The two Sustainable Energy and Building Technology (SEBT) students were awarded one of Humber’s New Venture Fund grants to develop vertical farms on the rooftops of some of Toronto’s neediest areas, starting with Regent Park, east of the city’s downtown core.
Using hydroponic farming techniques, which require water but no soil, the pair plans to grow leafy greens, herbs, and heirloom varieties of tomatoes and peppers. They’re planning to sell the fruits of their labour at the farmers’ market in Regent Park and to a few local restaurants.
Keeping their produce – and their profits – within their community is key to Skyline’s business plan.

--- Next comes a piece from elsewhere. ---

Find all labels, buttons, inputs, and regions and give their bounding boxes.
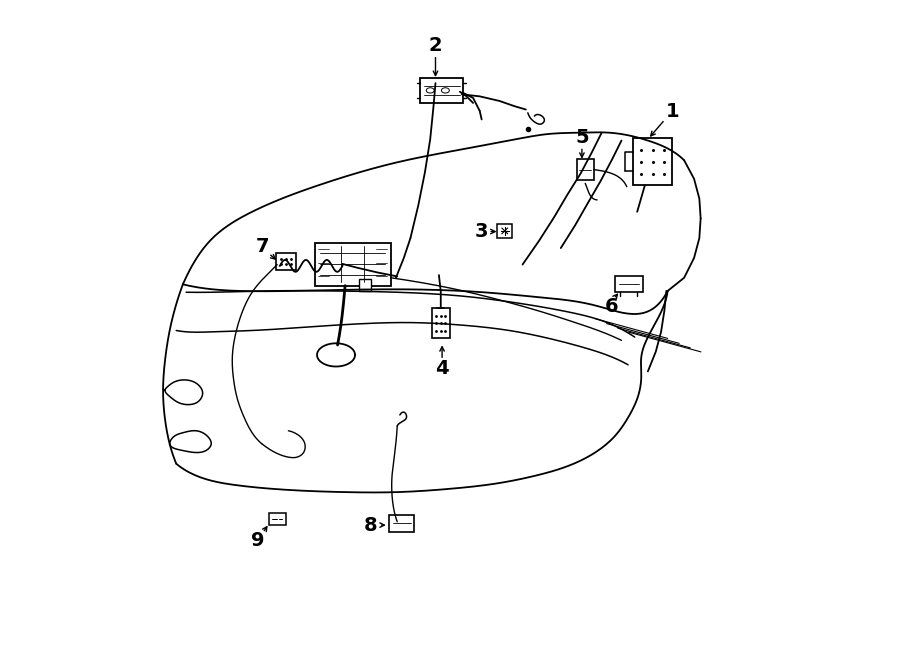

“We determine the radius of where our produce can be sold by whether or not we can bike there,” says Jake, who came to the SEBT program after spending a year in a construction program at another college. “Everything we grow within a community has to be sold within that community. We don’t want to use any fuel or refrigeration to get our produce to places.”
Gustavo, 28, went to St. Mary’s University in Halifax, then worked and travelled before coming to Humber. He says the philosophy of Skyline Farms is to redefine what “local” means.
“Essentially, anything grown in Ontario is considered ‘local,’” he explains. “That seemed ridiculous to us, so we’re not just local – we’re hyperlocal. We’re also giving back to the community by donating waste produce for community garden composting and food to neighbourhood organizations, and eventually by providing educational programs for kids and seniors.”
The hydroponic farming system they’ve planned has plants growing in nutrient-enriched water. The water is filtered by the plants, which means it can be used over and over. The vertical orientation of their planters means they can grow more produce in less space. And unlike conventional gardening, there’s no water lost to soil absorption.
All this means better efficiency and less weight on the roof – which is an important consideration when planning a farm up in the air.
For their pilot year, Jake and Gustavo will be starting seeds in the Humber greenhouse in April, then planting them on their first rooftop farm once the weather is warm enough. They plan to be market-ready by June – and both say that wouldn’t have been possible without Humber’s help and support.
“We’ll never forget Humber,” says Gustavo. “We came to school here, we learned incredible lessons here, and now they’ve given us this grant. This is a great community.”
Image: One of the vertical hydroponic towers built by Jake and Gustavo.